Que Andrés Barba iba en serio lo sabíamos sus lectores desde
hacía tiempo. Su carrera es la de un corredor de fondo que a cada vuelta
acelera ligeramente el ritmo, sin estridencias, sin grandes demostraciones, con
una naturalidad asombrosa que hace que el trigo se separe de la paja. En ese
sentido, “Ha dejado de llover”, su última novela o, más bien, colección de
novelas cortas, supone un paso más en la consolidación de un escritor que va
camino de convertirse en el mejor de su generación, con cada vez menos vicios
que corregir y más virtudes que admirar.
En apariencia, el tema común de las cuatro nouvelles que componen este libro es la
relación paterno-filial y la dificultad de los personajes para manejar la
intimidad de ese parentesco, sus responsabilidades, como si una vez fuera de su
cascarón no supieran cómo reaccionar… una cierta torpeza sentimental que se
arrastra por las páginas con delicadeza. Sin embargo, no nos podemos quedar
ahí: en mi opinión al menos el verdadero tema es la fragilidad, la asombrosa
fragilidad de todos los personajes de Barba.
Hay que dejar claro que con “fragilidad” no quiero decir
“debilidad”. Sus personajes no son débiles. Al contrario. Todos coquetean en
algún momento con el éxito, se han forjado a sí mismos y se manejan a la
perfección dentro de su propio universo. Lo que los descompone es la presencia
de los otros. Los personajes de “Ha dejado de llover” se violentan hasta las
lágrimas cuando tienen que esforzarse por entender a los demás. El hecho de que
“los demás” sean generalmente sus padres o sus hijos, es decir, una parte de
ellos mismos que se han empeñado en negar para poder afirmarse, no ayuda.
En cada novela, hay un momento en el que los protagonistas
parecen estar pidiendo auxilio al lector y solo al lector. Hasta ahí llega su
solipsismo. Da la sensación de que solo piden ayuda cuando saben que no la van
a recibir y dejan de pedirla en cuanto intuyen que alguien podría ofrecérsela y
en ese caso generar una deuda. En parte, el libro es un análisis de las deudas
entre padres e hijos y de qué manera esas hipotecas nos incomodan, nos
violentan, nos avergüenzan.
El nivel medio del libro, como ha quedado dicho, es
excelente.

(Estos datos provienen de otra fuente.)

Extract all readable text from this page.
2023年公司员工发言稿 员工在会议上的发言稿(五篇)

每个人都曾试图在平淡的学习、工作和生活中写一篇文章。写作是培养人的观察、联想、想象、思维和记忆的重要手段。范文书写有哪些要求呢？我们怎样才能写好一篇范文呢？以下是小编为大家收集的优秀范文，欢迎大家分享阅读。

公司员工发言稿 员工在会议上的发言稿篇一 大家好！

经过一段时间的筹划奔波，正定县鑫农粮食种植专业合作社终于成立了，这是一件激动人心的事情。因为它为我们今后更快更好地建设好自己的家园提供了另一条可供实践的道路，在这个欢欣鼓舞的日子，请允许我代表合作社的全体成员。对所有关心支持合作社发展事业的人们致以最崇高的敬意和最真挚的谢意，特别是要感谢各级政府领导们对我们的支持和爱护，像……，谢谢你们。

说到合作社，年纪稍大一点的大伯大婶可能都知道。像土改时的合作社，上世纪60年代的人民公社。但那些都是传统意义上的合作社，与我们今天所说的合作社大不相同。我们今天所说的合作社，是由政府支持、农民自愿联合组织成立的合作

La primera novela corta, titulada “Paternidad”, cuenta la historia
de una inmadura y fugaz estrella de la música que deja a su amante embarazada y
tiene que enfrentarse a la vez con el reto de la paternidad y el de la
independencia, con la figura de su propia madre siempre amenazante. Mediante la
lejanía absoluta del padre descubrimos la soledad del hijo, condenado en la
práctica a una especie de orfandad sentimental producto de las carencias
afectivas que dominan la relación entre ambos.
La tercera novela, la citada “Fidelidad”, nos presenta a una
chica retadora en pleno descubrimiento del sexo y de su magnetismo erótico
mientras su padre vive una aventura secreta con una joven a la que ella debería
odiar por una cuestión de valores familiares pero a la que no puede evitar
adorar de una cierta manera porque se siente igual que ella: abandonada. Hasta
cierto punto, incluso, rechazada; en cualquier caso, incomprendida. La cuarta
novela, “Compras”, es una delicia de estilo. Una mezcla del mejor Capote y el
mejor Carver, de una tristeza asombrosa. El paseo de madre e hija por el
madrileño Barrio de Salamanca en una tarde de invierno y todo lo que las separa
y las une a cada instante, los dos mundos completamente separados, las
nostalgias y las resistencias. Los roles y la impotencia. Una delicia.
Sin embargo, es la segunda novela de la serie, “Astucia”, la
que merece los mayores halagos. Manteniendo ese estilo distante, Barba crea
unos personajes maravillosos, tiernos, desesperados, hechos de cristal de
Bohemia, a punto de romperse en cualquier momento y empeñados, sin embargo, en
tirar hacia adelante. Una hermosa colección de supervivientes que no encuentran
manera de salir de su isla desierta. La madre, la hija, la hermana, la
cuidadora adolescente… ese complejo y opresivo mundo femenino que el autor
consigue desmarañar y mostrar con dureza y a la vez con cariño sin que uno sepa
muy bien cómo demonios lo ha logrado.
En definitiva, una lectura agradable, cálida y a la vez
triste, como sujetar a un bebé que llora sin lágrimas, solo contrayendo el
gesto. Aquí hay un escritor para muchos años y sus contemporáneos tendremos que
empezar a acostumbrarnos a ser meros Salieris de su talento.